Have you ever been convinced that because of how audacious your approach has been with God that somehow it was the same thing as being honest with Him?
I had this ah-huh moment recently concerning a prayer that I’m pretty sure I’ve prayed at least a million times. You know, it’s that prayer you offer with so much passion and fervor, and instead of it reaching heaven, it seems to hit the ceiling, bounce back, and smack you in the face?
Yes, that prayer.
You’ve tried bargaining, pleading, crying, and even giving up on this whole prayer business. And all the while you are convinced that your prayer is, well, honest. How could it not be? You’ve poured out your heart a billion times about how much this means to you, and how much you need for God to come through.
Sound familiar to any one?
As Christians, I would venture to say that we often feel like the prayers we offer place us in a game of tug of war with God. If you’ve been to any sort of summer camp than I’m sure you’ve played along or observed the craziness that goes into it.

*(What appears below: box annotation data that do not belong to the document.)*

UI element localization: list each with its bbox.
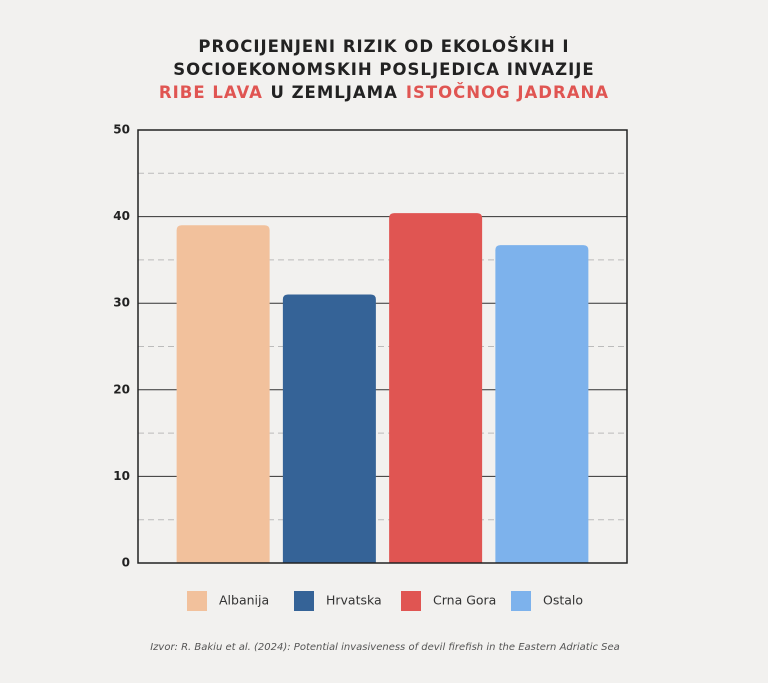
legend-swatch	[187, 591, 207, 611]
bar	[176, 225, 270, 563]
title-part: ISTOČNOG JADRANA	[406, 83, 609, 102]
source: Izvor: R. Bakiu et al. (2024): Potential…	[150, 642, 620, 653]
title-part: RIBE LAVA	[159, 83, 263, 102]
y-tick-label: 10	[113, 469, 130, 483]
legend-label: Albanija	[219, 593, 269, 608]
legend-swatch	[294, 591, 314, 611]
bar	[389, 213, 483, 564]
chart-title: SOCIOEKONOMSKIH POSLJEDICA INVAZIJE	[173, 60, 594, 79]
title-part: PROCIJENJENI RIZIK OD EKOLOŠKIH I	[198, 37, 569, 56]
plot-frame	[137, 129, 628, 564]
legend-label: Crna Gora	[433, 593, 496, 608]
legend-label: Ostalo	[543, 593, 583, 608]
legend-label: Hrvatska	[326, 593, 382, 608]
legend-swatch	[401, 591, 421, 611]
bar	[282, 294, 376, 563]
chart-title: RIBE LAVA U ZEMLJAMA ISTOČNOG JADRANA	[159, 83, 609, 102]
legend-swatch	[511, 591, 531, 611]
title-part: SOCIOEKONOMSKIH POSLJEDICA INVAZIJE	[173, 60, 594, 79]
y-tick-label: 30	[113, 296, 130, 310]
y-tick-label: 20	[113, 382, 130, 396]
bar	[495, 245, 589, 564]
chart-title: PROCIJENJENI RIZIK OD EKOLOŠKIH I	[198, 37, 569, 56]
y-tick-label: 50	[113, 123, 130, 137]
y-tick-label: 40	[113, 209, 130, 223]
title-part: U ZEMLJAMA	[270, 83, 397, 102]
y-tick-label: 0	[122, 556, 130, 570]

There is one rope, and two teams, equally battling and competing over the same thing. Each team is strategizing, and throwing every ounce of their weight into every pull, gritting and bearing down with all their strength.

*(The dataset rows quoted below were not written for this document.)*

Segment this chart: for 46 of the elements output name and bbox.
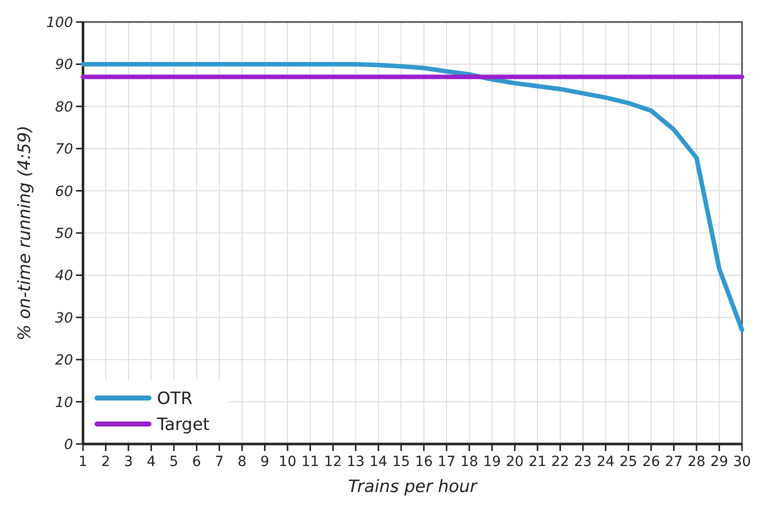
- x-tick-label: 4: [146, 454, 156, 470]
- x-tick-label: 30: [733, 454, 751, 470]
- x-tick-label: 13: [346, 454, 365, 470]
- x-tick-label: 10: [278, 454, 296, 470]
- x-tick-label: 25: [619, 454, 638, 470]
- x-tick-label: 12: [324, 454, 342, 470]
- x-tick-label: 1: [78, 454, 88, 470]
- y-tick-label: 20: [55, 352, 74, 369]
- x-tick-label: 29: [710, 454, 728, 470]
- y-tick-label: 100: [46, 15, 74, 31]
- y-tick-label: 80: [55, 99, 74, 116]
- y-tick-label: 90: [55, 57, 74, 74]
- x-tick-label: 16: [414, 454, 433, 470]
- x-tick-label: 2: [101, 454, 110, 470]
- x-tick-label: 21: [528, 454, 546, 470]
- x-tick-label: 22: [551, 454, 570, 470]
- x-tick-label: 5: [169, 454, 178, 470]
- y-axis-title: % on-time running (4:59): [15, 125, 35, 341]
- x-tick-label: 6: [192, 454, 202, 470]
- y-tick-label: 30: [55, 310, 74, 326]
- y-tick-label: 70: [55, 142, 74, 158]
- x-tick-label: 9: [260, 454, 270, 470]
- x-axis-title: Trains per hour: [348, 477, 478, 497]
- y-tick-label: 40: [55, 268, 74, 284]
- x-tick-label: 11: [301, 454, 320, 470]
- x-tick-label: 8: [238, 454, 247, 470]
- legend-label: Target: [156, 415, 210, 435]
- legend-label: OTR: [157, 389, 193, 409]
- x-tick-label: 18: [460, 454, 478, 470]
- x-tick-label: 14: [370, 454, 388, 470]
- x-tick-label: 27: [664, 454, 683, 470]
- x-tick-label: 19: [483, 454, 501, 470]
- x-tick-label: 3: [124, 454, 133, 470]
- x-tick-label: 24: [596, 454, 615, 470]
- x-tick-label: 7: [214, 454, 224, 470]
- x-tick-label: 15: [392, 454, 410, 470]
- x-tick-label: 28: [688, 454, 706, 470]
- x-tick-label: 17: [438, 454, 456, 470]
- x-tick-label: 20: [506, 454, 524, 470]
- y-tick-label: 10: [55, 394, 74, 411]
- x-tick-label: 23: [574, 454, 592, 470]
- line-series: [80, 62, 744, 332]
- x-tick-label: 26: [642, 454, 660, 470]
- y-tick-label: 0: [64, 437, 74, 453]
- y-tick-label: 60: [55, 184, 74, 200]
- y-tick-label: 50: [55, 226, 74, 242]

We know how the game ends. There can only be one winner. The team that gave just a little bit more to tip the scales (or rope) to their side wins.
My recent epiphany was about this subtle but powerful lie that if I told God I actually “needed” what I was asking for, that somehow this very thing would also be in competition with my need for Him…sort of like a divine game of tug of war.

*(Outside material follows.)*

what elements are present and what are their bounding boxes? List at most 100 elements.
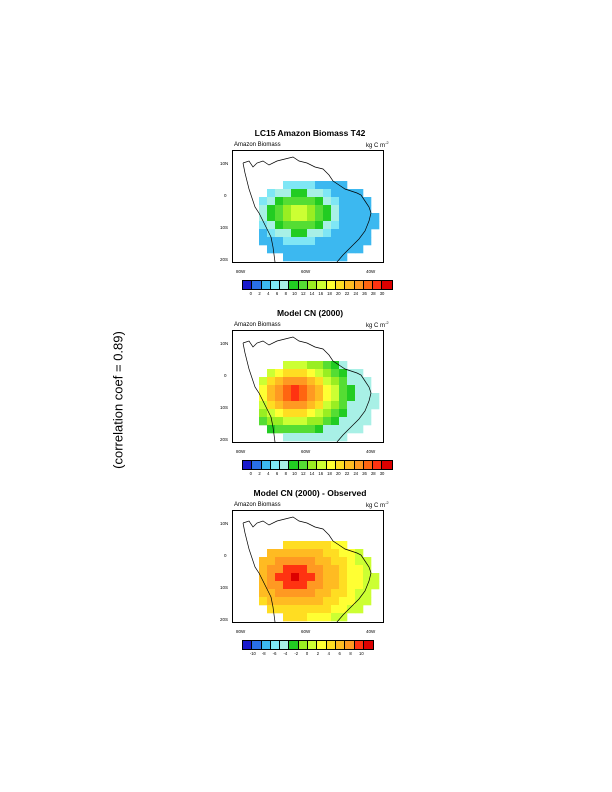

I was afraid that by admitting to myself I needed something other than God that my prayer was flawed; somehow if I was gut wrenchingly honest about how I felt than that would mean I was fighting against God.
Now, don’t get me wrong, sometimes we need to be like Jacob and wrestle it out with God in prayer, but if we are not being honest with ourselves we are actually fighting God unnecessarily.
So, here are three questions I pose:
1. Where did we get the idea that by getting real with God about our needs that it meant we didn’t need Him?
2. When did these needs become mutually exclusive?
3. Didn’t God make us body, soul, and spirit with distinctive and valuable needs?
God understands that we have physical and emotional needs that do not negate our, exponentially-more-important-need for a relationship with Him.
For example, it’s like asking someone for a glass of water after going for a long run, and then thinking that because you need water your request must somehow be in competition with your need for a relationship with God.
How silly!? Clearly, they are completely different, and serve vastly different purposes and functions.
So here I was, thinking I was being honest with God but I was actually attempting to make my prayers appear more pious, more acceptable, and less competitive in my presentation as it compared to my need for God. I thought, if I acted like I didn’t need this thing, than God would grant my request.
My prayers would go along these lines: “God, I want this, I don’t really need this. Because if I told you I needed this than that would of course be kicking you off your throne, and make you less important in my life.”
This approach seems spiritual but it’s actually dishonest and driven by fear.
The thing is, there are some things we do need, and they are on completely different playing fields than our need for God. It goes without saying that we need God, and NOTHING else could satiate or fill that place in our hearts.
God has shown me something about my own heart that He has clearly seen all along. I’ve been reminded yet again that He is never fooled by my religious piety, but clearly sees my need, and waits for me to admit them fully and honestly to Him.
These days my prayers reflect a more honest and understood heart. It sounds more like, “God I need you in your place–on the throne of my heart, my first and foremost desire–but I also need this other thing in it’s proper place.
We don’t have to qualify our prayers with God, we can lay our hearts open and bare before Him, confident that He knows ALL of our needs, and not one of them goes unnoticed or looked down upon by Him. He longs to fulfill the desires of our heart, and as we cultivate a love for His presence, in due time He will lavish us with the long awaited answers to our prayers.
Proverbs 13:12 “Hope deferred makes the heart sick, but a dream fulfilled is a tree of life.”